3. In turn, I disagree that Hoover was entitled to summary judgment that the notice issue had been waived. As stated above, in its reservation of rights, Maxum explicitly stated that it did not intend to waive its notice provision. Viewed in the light most favorable to Maxum on this issue, the evidence therefore raises a question of fact as to whether Maxum actually waived its defense. See, e.g., Mxenergy, Inc. v. Ga. Public Svc. Comm., 310 Ga. App. 630 (3) (714 SE2d 132) (2011) (waiver and notice are questions of fact).
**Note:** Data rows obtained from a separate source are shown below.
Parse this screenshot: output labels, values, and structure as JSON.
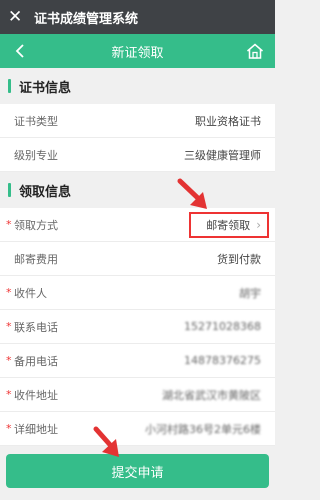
{
  "appbar": {
    "title": "证书成绩管理系统"
  },
  "navbar": {
    "title": "新证领取"
  },
  "cert_section": {
    "title": "证书信息",
    "rows": [
      {
        "label": "证书类型",
        "value": "职业资格证书"
      },
      {
        "label": "级别专业",
        "value": "三级健康管理师"
      }
    ]
  },
  "pickup_section": {
    "title": "领取信息",
    "method": {
      "label": "领取方式",
      "value": "邮寄领取"
    },
    "fee": {
      "label": "邮寄费用",
      "value": "货到付款"
    },
    "recipient": {
      "label": "收件人",
      "value": "胡宇"
    },
    "phone": {
      "label": "联系电话",
      "value": "15271028368"
    },
    "backup_phone": {
      "label": "备用电话",
      "value": "14878376275"
    },
    "address": {
      "label": "收件地址",
      "value": "湖北省武汉市黄陂区"
    },
    "detail_address": {
      "label": "详细地址",
      "value": "小河村路36号2单元6楼"
    }
  },
  "submit": {
    "label": "提交申请"
  },
  "colors": {
    "accent": "#35bd8a",
    "appbar": "#3f4246",
    "annotation": "#e33333"
  },
  "icons": {
    "close": "close-icon",
    "back": "back-icon",
    "home": "home-icon",
    "chevron": "chevron-right-icon"
  }
}
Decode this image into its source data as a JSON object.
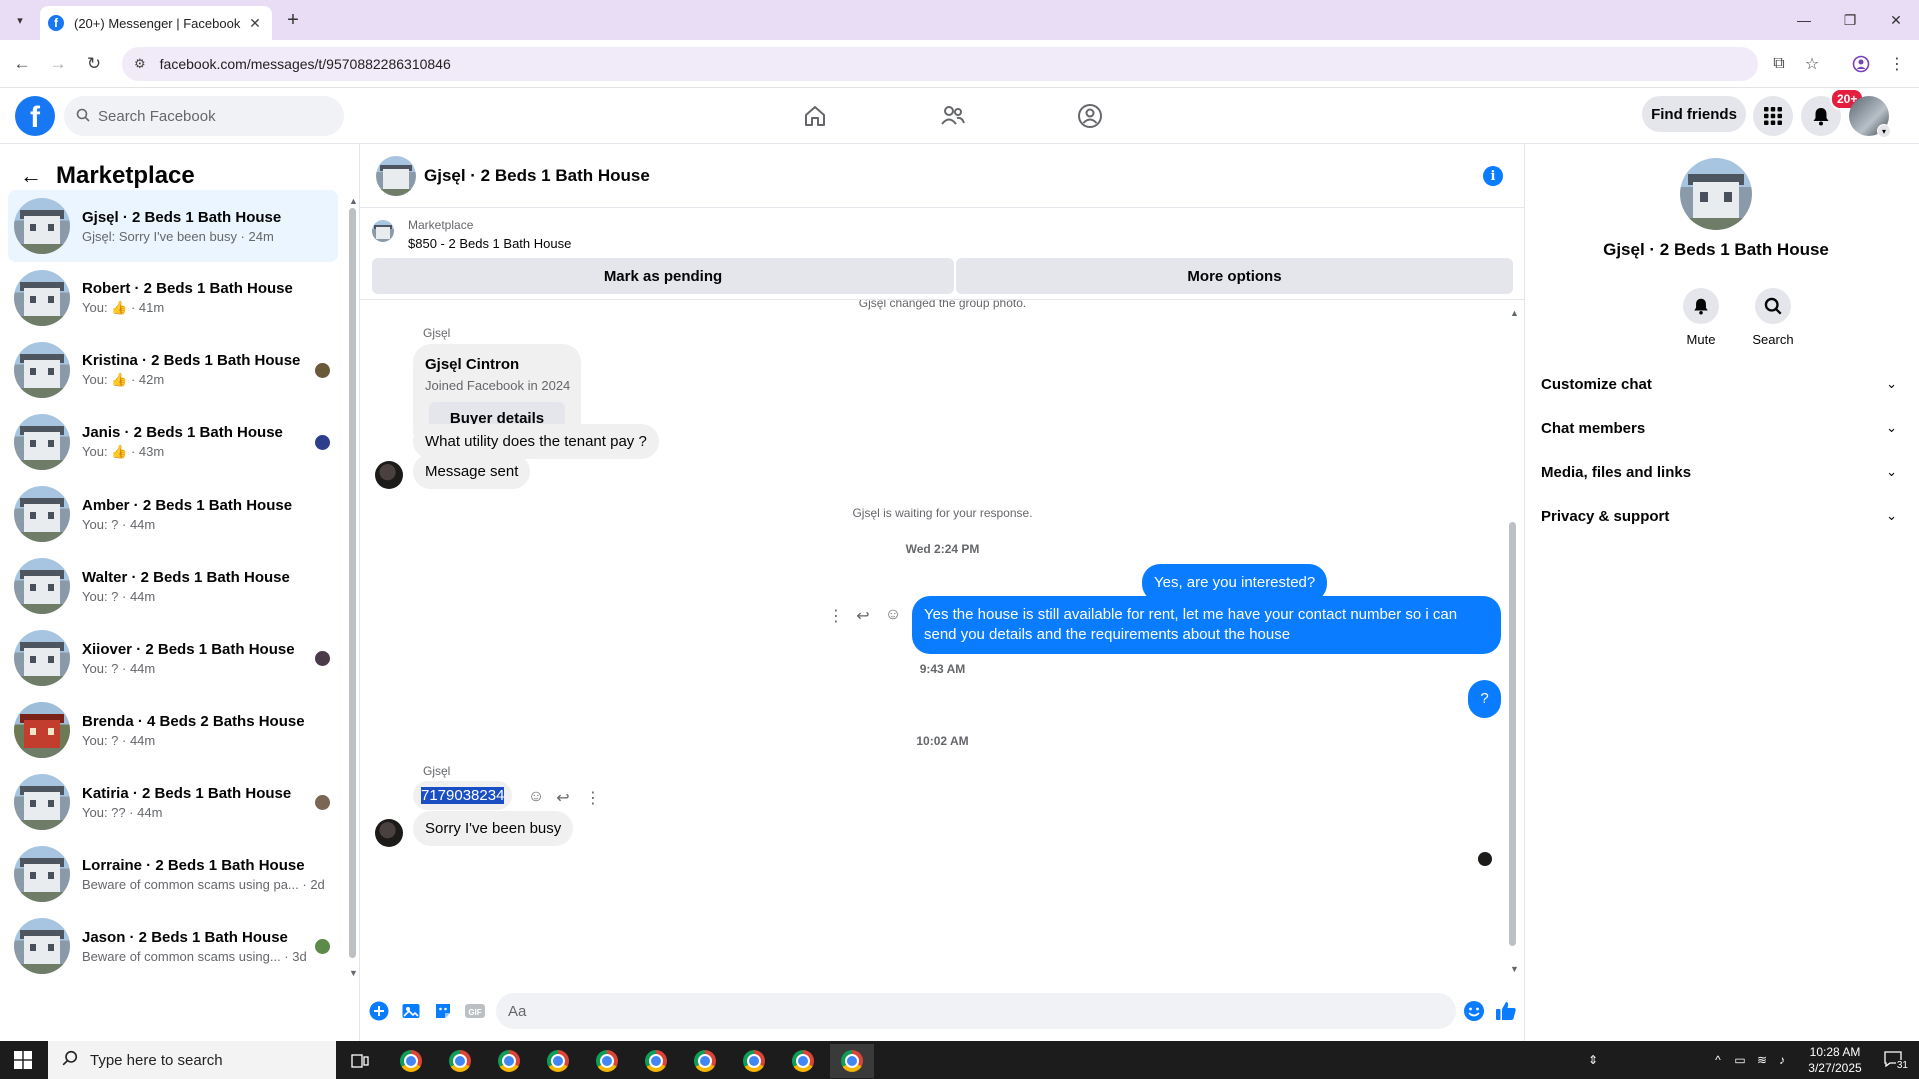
{
  "browser": {
    "tab_title": "(20+) Messenger | Facebook",
    "url": "facebook.com/messages/t/9570882286310846"
  },
  "facebook": {
    "search_placeholder": "Search Facebook",
    "find_friends": "Find friends",
    "notification_badge": "20+"
  },
  "left": {
    "title": "Marketplace",
    "conversations": [
      {
        "name": "Gjsęl · 2 Beds 1 Bath House",
        "preview": "Gjsęl: Sorry I've been busy · 24m",
        "active": true
      },
      {
        "name": "Robert · 2 Beds 1 Bath House",
        "preview": "You: 👍 · 41m"
      },
      {
        "name": "Kristina · 2 Beds 1 Bath House",
        "preview": "You: 👍 · 42m"
      },
      {
        "name": "Janis · 2 Beds 1 Bath House",
        "preview": "You: 👍 · 43m"
      },
      {
        "name": "Amber · 2 Beds 1 Bath House",
        "preview": "You: ? · 44m"
      },
      {
        "name": "Walter · 2 Beds 1 Bath House",
        "preview": "You: ? · 44m"
      },
      {
        "name": "Xiiover · 2 Beds 1 Bath House",
        "preview": "You: ? · 44m"
      },
      {
        "name": "Brenda · 4 Beds 2 Baths House",
        "preview": "You: ? · 44m"
      },
      {
        "name": "Katiria · 2 Beds 1 Bath House",
        "preview": "You: ?? · 44m"
      },
      {
        "name": "Lorraine · 2 Beds 1 Bath House",
        "preview": "Beware of common scams using pa... · 2d"
      },
      {
        "name": "Jason · 2 Beds 1 Bath House",
        "preview": "Beware of common scams using... · 3d"
      }
    ]
  },
  "chat": {
    "title": "Gjsęl · 2 Beds 1 Bath House",
    "marketplace_label": "Marketplace",
    "listing": "$850 - 2 Beds 1 Bath House",
    "mark_pending": "Mark as pending",
    "more_options": "More options",
    "group_photo_note": "Gjsęl changed the group photo.",
    "sender_name": "Gjsęl",
    "buyer_name": "Gjsęl Cintron",
    "buyer_joined": "Joined Facebook in 2024",
    "buyer_details": "Buyer details",
    "msg_utility": "What utility does the tenant pay ?",
    "msg_sent": "Message sent",
    "waiting_note": "Gjsęl is waiting for your response.",
    "ts1": "Wed 2:24 PM",
    "out1": "Yes, are you interested?",
    "out2": "Yes the house is still available for rent, let me have your contact number so i can send you details and the requirements about the house",
    "ts2": "9:43 AM",
    "out3": "?",
    "ts3": "10:02 AM",
    "sender_name2": "Gjsęl",
    "in_number": "7179038234",
    "in_busy": "Sorry I've been busy",
    "composer_placeholder": "Aa"
  },
  "right": {
    "name": "Gjsęl · 2 Beds 1 Bath House",
    "mute": "Mute",
    "search": "Search",
    "sections": [
      "Customize chat",
      "Chat members",
      "Media, files and links",
      "Privacy & support"
    ]
  },
  "taskbar": {
    "search_placeholder": "Type here to search",
    "time": "10:28 AM",
    "date": "3/27/2025",
    "notifications": "31"
  },
  "colors": {
    "messenger_blue": "#0a7cff",
    "facebook_blue": "#1877f2",
    "active_row": "#ebf5ff"
  }
}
Summary judgment in favor of Hoover would be patently improper.
4. Furthermore, because a question of fact exists whether Maxum waived its notice defense, there is also a question of fact and law whether Maxum breached its duty to defend EWES. If the notice defense was not waived, Maxum would not have a duty to defend. If the notice defense was waived, it may have. In any event, this question cannot be decided without first addressing waiver. Moreover, this issue was not within our certiorari questions, was not briefed by the parties, and was not considered by the Court of Appeals. The majority’s premature consideration of this issue, therefore, is wholly unwarranted.
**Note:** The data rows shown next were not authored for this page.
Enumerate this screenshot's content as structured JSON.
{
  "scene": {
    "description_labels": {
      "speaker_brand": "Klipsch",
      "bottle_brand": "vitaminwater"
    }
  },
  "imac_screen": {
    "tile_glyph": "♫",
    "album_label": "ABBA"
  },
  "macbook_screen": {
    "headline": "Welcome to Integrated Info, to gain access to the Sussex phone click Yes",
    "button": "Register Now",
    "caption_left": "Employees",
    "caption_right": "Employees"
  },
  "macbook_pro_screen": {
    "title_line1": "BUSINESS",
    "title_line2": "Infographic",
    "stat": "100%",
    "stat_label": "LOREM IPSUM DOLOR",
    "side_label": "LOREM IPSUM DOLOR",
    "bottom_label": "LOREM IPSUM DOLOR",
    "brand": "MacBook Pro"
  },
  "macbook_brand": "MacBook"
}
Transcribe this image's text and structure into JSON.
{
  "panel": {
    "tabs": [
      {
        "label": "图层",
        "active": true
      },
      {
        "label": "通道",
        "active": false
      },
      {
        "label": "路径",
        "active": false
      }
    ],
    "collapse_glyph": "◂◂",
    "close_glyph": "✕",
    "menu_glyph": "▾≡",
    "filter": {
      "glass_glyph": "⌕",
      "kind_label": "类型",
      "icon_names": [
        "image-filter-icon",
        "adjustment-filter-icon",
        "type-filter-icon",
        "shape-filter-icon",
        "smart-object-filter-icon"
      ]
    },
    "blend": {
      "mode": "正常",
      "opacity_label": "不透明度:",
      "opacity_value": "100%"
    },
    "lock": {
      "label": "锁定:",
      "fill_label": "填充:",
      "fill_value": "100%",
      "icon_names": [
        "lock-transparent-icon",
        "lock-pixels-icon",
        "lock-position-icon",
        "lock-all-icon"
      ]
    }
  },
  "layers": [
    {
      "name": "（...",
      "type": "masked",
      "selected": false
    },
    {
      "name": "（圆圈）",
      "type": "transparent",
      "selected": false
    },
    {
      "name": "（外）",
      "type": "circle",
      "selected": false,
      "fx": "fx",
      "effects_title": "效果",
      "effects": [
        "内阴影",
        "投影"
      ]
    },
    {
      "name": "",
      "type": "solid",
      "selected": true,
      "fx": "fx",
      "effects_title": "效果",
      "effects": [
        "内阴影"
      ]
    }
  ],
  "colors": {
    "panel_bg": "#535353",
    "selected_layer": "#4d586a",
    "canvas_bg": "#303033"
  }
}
5. It must also be emphasized that the practical effects of the majority’s holding will be as far-reaching as they are negative. Based on the majority’s new rule of law, insurers who wish to deny coverage will be forced to attempt to list all defenses in their initial denial letter. They must do so blindly, in the absence of necessary information and the discovery later litigation might provide. This result helps neither the insurance company, which must scramble to come up with all possible defenses in good faith, nor the insured, who will have no good context of where he or she stands in the face of a laundry list of defenses. The result may also increase the number of instances in which an insurance company seeks to reserve rights, rather than *413deny a claim, and subsequently seek a declaratory judgment regarding coverage. This will only serve to further clog trial courts. Simply put, no good will come from the majority’s unprecedented new rule of law. That alone is good reason not to make it.
Decided June 18, 2012 Reconsideration denied July 26, 2012. Robertson, Bodoh & Nasrallah, Mathew G. Nasrallah, Lance A. Cooper, for appellant. Freeman, Mathis & Gary, Philip W. Savrin, Joshua B. Portnoy, for appellee.For all of the reasons set forth above, I concur specially in part and dissent in part.
I am authorized to state that Justice Hines and Justice Nahmias concur in this opinion.